Interactive display¶
The processing pipeline feeds into the interactive display (Fig. 2 a). By default the display shows a single “Points” layer which renders the processed localisations as a point cloud. Points layers (see, e.g. Fig. 2 a) support a number of different display modes, from simple dots, through shaded spheres, to transparent Gaussians (point sprites), which provide a real-time approximation to the popular Gaussian reconstruction mode. Points can be coloured by any of the fitted parameters (via the Colour dropdown), with a variety of different look up tables (LUT) and with adjustable size and transparency. Extra layers can be added to simultaneously visualise different steps in the processing pipeline, colour channels, or data types. In addition to the Points data type, there are layers for rendering triangular meshes/surfaces, octrees, single particle tracks and voxel-based image data.

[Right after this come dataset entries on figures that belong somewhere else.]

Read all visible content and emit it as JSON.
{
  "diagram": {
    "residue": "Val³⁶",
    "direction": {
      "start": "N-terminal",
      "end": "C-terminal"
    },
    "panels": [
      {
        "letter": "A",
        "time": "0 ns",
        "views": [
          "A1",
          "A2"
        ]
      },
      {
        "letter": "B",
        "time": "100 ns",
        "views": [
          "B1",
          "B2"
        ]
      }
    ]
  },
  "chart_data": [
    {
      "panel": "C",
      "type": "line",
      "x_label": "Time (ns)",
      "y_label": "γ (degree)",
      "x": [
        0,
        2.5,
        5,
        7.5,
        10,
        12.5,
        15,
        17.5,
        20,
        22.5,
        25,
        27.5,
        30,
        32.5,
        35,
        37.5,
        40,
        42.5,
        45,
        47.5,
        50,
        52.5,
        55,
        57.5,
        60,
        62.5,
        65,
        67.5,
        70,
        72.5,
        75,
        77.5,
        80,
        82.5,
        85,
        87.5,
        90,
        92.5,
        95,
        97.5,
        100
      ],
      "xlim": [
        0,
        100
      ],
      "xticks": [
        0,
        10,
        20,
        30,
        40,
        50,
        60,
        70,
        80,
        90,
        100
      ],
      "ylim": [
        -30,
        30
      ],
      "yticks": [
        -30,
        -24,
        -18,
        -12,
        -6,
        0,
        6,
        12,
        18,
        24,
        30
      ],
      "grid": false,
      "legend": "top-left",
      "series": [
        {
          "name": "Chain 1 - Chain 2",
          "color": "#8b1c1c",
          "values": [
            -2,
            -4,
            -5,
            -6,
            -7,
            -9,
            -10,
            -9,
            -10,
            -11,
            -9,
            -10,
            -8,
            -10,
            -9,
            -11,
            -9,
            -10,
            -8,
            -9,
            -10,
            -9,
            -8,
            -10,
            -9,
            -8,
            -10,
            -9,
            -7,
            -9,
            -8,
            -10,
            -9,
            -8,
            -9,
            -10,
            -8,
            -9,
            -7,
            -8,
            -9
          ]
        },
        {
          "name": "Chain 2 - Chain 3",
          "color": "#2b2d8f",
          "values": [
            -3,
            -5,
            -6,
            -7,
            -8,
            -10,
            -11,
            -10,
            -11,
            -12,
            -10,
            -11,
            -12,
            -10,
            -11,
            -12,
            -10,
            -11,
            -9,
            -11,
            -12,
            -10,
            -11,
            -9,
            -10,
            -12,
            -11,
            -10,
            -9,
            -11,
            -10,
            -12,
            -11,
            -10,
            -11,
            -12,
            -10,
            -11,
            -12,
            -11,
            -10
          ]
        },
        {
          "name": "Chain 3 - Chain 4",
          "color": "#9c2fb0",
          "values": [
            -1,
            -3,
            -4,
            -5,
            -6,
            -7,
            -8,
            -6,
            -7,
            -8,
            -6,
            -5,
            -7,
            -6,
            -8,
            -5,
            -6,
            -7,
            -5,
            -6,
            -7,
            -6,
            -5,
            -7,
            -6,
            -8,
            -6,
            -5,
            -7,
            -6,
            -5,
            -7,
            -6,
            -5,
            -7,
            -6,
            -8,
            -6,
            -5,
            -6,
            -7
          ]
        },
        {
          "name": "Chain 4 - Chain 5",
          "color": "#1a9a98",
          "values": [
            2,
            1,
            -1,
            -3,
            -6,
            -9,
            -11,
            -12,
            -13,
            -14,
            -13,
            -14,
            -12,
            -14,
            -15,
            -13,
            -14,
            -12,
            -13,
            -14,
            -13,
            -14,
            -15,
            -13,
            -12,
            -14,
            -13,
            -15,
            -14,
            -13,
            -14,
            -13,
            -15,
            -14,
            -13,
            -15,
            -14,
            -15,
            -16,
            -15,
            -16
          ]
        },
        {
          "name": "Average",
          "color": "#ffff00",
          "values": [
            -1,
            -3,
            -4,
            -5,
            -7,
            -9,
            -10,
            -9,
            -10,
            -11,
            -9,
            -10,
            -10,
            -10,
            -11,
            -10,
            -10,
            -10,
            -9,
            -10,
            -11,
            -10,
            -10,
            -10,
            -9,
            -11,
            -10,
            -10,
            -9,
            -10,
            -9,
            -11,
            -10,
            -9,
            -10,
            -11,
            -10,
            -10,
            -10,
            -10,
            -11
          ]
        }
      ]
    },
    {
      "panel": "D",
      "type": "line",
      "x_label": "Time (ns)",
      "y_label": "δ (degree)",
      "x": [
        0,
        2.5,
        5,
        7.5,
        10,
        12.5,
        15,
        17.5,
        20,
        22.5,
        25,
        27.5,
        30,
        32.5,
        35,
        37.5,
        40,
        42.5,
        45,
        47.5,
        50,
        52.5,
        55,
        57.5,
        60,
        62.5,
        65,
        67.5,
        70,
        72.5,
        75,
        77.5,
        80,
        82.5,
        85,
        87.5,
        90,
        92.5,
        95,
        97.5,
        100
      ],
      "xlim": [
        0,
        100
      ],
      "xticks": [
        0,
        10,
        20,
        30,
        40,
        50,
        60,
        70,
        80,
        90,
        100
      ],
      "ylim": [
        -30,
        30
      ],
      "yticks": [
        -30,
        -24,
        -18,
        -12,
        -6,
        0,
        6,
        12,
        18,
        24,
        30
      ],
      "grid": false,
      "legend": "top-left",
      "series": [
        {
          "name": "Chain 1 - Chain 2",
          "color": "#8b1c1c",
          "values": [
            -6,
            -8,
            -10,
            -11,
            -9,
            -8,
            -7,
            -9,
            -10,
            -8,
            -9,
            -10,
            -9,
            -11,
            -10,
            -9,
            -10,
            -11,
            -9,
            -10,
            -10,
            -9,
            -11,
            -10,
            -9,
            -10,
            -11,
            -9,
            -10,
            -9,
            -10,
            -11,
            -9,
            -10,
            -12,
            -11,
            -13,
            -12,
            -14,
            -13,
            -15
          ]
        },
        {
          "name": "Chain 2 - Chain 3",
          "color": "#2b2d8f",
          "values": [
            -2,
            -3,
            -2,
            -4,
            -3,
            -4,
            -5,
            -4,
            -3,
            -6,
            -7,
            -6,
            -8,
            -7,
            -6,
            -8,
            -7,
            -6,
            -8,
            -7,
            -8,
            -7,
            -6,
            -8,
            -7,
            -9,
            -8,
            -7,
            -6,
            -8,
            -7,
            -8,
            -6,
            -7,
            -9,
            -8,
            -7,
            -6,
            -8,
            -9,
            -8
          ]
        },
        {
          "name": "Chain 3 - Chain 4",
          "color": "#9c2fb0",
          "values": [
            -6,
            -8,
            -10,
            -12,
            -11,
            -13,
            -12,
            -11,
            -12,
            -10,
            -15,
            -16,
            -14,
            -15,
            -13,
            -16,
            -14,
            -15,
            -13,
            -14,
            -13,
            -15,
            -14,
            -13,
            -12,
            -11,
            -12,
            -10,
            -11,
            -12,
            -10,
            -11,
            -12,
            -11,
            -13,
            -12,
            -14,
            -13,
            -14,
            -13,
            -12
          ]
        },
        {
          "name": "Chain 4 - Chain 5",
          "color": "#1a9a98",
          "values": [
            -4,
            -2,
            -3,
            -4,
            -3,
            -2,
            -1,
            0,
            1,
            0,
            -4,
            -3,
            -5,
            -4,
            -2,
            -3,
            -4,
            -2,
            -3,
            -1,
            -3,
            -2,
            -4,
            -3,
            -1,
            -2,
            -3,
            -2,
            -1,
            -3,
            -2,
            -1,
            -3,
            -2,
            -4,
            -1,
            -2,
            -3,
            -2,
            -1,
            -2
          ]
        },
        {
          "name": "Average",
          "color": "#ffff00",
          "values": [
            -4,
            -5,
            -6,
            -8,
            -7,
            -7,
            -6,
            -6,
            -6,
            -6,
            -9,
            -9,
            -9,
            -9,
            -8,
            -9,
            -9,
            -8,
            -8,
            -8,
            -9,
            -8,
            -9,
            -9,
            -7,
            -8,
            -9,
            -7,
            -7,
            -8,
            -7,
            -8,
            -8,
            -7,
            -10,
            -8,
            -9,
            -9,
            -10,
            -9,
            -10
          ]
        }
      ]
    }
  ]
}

The display can be zoomed in and out using the mouse wheel, and panned by dragging with the right mouse button. Choosing
from the menu will reset the display such that the whole data set fits within the display window. Pressing C recenters the data bounding box on the current view. A scale bar and color lookup table are on the right of the display window.- 1
Corresponding to the ratio of short channel to total intensity for a single event.
- 2
You can also associate PYMEVisualise with a particular file type by using the “Open With” command in the windows explorer and locating the PYMEVis.exe (under
Scripts
in the directory you installed PYME to).- 3
This name is historical, and refers to a time when this was the only filter in the workflow. It will probably be renamed to ROI at some point in the future.